The 6503 can travel at speeds up to 19 mph (30.5 km) and with its compact size is ideal for roadside applications such as ditch work. The 6503 is powered by a 58.7 hp (43.7 kW) Yanmar diesel engine and provides a maximum digging depth of 12 ft. 7 in. (3.8 m). This unit is one of the strongest machines in its weight class and actually performs more like a machine in the next size weight class, according to the manufacturer.

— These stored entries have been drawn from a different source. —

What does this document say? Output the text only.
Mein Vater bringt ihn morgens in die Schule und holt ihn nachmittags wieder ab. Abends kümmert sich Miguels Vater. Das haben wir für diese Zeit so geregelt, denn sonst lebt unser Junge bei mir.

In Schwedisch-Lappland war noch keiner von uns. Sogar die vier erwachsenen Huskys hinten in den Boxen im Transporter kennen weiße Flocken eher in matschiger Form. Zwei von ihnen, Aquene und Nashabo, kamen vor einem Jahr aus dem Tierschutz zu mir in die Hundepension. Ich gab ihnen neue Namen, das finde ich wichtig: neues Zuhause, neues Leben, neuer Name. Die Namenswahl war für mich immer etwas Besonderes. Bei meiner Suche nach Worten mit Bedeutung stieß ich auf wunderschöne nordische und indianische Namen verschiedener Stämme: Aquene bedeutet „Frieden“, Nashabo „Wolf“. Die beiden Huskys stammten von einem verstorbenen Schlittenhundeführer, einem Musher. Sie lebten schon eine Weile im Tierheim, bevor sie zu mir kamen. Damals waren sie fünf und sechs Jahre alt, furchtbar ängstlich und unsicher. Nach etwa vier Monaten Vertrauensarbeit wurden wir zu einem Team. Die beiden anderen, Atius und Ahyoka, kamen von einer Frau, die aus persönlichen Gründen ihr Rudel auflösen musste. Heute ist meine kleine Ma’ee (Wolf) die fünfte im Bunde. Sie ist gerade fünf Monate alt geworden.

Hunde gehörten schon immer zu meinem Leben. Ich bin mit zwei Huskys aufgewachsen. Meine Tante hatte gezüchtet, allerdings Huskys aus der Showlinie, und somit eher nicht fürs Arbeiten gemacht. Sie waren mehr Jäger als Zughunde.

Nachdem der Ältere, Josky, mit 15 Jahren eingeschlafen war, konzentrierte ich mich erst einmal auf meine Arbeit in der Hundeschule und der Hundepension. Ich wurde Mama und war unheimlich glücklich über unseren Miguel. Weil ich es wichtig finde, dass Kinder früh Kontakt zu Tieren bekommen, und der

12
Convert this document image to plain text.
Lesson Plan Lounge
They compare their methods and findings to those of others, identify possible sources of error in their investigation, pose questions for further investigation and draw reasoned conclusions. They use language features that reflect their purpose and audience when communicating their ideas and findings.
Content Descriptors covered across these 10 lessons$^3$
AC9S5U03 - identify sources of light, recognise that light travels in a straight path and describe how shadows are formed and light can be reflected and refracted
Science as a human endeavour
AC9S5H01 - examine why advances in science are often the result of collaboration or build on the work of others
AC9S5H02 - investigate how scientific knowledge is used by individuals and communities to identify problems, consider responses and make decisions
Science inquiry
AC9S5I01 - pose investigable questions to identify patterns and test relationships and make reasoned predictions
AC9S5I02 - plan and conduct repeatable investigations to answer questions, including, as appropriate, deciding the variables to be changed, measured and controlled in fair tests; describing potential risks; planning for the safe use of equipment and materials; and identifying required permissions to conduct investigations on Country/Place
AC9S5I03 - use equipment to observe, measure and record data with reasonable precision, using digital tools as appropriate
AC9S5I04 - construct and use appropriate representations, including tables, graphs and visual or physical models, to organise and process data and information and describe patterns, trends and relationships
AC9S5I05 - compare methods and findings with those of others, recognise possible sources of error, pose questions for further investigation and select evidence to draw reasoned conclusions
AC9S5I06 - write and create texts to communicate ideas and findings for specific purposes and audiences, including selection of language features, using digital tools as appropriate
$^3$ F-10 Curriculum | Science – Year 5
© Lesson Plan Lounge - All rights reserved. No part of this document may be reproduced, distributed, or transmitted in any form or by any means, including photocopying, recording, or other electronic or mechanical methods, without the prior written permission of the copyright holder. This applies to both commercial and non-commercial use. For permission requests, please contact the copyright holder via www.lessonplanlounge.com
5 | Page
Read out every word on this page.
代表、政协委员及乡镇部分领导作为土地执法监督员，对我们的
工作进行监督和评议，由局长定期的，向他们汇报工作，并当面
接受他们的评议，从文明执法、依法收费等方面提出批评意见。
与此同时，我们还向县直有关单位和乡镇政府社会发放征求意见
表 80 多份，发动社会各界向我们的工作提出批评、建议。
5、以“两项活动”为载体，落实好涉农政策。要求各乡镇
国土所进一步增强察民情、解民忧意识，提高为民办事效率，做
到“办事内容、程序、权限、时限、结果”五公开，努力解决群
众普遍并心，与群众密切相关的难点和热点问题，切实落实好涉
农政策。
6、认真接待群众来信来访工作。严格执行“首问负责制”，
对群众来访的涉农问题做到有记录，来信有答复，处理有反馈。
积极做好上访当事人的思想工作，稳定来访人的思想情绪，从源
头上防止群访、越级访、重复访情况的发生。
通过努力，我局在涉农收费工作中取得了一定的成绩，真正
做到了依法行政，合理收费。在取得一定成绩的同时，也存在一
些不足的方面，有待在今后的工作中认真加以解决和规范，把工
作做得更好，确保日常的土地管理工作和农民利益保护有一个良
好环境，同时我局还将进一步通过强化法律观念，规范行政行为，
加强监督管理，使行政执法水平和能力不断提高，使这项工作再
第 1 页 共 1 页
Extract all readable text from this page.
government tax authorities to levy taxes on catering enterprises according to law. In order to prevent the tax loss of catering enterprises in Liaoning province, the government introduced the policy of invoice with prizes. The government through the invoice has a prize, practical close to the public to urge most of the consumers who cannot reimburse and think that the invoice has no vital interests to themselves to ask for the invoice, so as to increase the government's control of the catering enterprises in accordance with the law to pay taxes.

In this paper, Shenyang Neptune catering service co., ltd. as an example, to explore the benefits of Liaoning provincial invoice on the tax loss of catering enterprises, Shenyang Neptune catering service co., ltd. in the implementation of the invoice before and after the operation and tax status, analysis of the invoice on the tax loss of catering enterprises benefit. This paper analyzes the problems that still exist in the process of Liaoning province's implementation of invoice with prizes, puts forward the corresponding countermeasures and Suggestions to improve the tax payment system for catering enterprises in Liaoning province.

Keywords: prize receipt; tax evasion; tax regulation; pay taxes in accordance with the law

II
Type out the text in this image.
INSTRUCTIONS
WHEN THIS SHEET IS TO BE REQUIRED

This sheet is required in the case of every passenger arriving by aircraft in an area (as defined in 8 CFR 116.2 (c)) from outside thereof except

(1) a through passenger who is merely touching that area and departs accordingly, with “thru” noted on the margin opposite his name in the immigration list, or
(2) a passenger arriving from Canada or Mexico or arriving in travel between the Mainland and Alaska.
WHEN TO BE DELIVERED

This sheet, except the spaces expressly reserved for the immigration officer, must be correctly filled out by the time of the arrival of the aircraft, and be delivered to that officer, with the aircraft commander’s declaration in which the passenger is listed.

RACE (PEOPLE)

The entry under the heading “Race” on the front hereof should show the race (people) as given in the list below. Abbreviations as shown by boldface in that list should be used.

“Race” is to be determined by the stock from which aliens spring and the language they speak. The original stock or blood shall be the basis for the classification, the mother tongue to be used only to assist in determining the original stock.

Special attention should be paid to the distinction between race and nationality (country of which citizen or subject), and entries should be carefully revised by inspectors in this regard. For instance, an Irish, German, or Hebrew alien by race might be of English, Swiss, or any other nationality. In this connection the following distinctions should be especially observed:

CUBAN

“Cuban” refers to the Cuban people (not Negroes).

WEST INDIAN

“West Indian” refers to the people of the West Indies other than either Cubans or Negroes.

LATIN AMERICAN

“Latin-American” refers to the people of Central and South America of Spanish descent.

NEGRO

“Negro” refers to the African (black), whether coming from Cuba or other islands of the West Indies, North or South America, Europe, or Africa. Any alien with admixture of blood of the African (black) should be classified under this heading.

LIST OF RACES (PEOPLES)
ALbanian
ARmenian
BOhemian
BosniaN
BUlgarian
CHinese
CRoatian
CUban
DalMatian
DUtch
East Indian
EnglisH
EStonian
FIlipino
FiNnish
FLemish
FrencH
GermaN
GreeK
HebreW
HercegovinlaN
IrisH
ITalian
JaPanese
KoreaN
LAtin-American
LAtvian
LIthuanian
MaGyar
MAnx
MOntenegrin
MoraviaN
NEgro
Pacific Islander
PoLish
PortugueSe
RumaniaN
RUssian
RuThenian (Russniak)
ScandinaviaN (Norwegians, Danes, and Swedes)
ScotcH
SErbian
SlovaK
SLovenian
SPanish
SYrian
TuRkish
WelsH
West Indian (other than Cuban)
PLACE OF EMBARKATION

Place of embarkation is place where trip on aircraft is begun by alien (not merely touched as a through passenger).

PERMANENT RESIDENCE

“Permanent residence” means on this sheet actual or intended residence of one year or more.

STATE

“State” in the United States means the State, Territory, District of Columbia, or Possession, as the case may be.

Wacker Neuson’s new 9503 is the largest excavator in the company’s growing North American fleet. This wheeled excavator can travel up to 25 mph (40 kmh) and is ideal for mobile applications where travel is required while using an attachment, such as moving Jersey barriers along roadside construction. The 9503 is powered by a 101.8 hp (75.8 kW) Deutz diesel engine and provides a maximum digging depth of 13 ft. (4 m).
Both of Wacker Neuson’s new wheeled excavators feature spacious cabs with simple controls for easy and comfortable operation. Service also is made convenient with a tiltable cab, large covers and overall easy access components.
“Wacker Neuson’s wheeled excavators are job site proven in Europe and are an excellent addition to our seven compact track excavators,” said Baudhuin. “The compact size, speed and mobility make them the ideal machine for a variety of applications that require the excavator to move around the job site or to and from the job site in municipal areas.”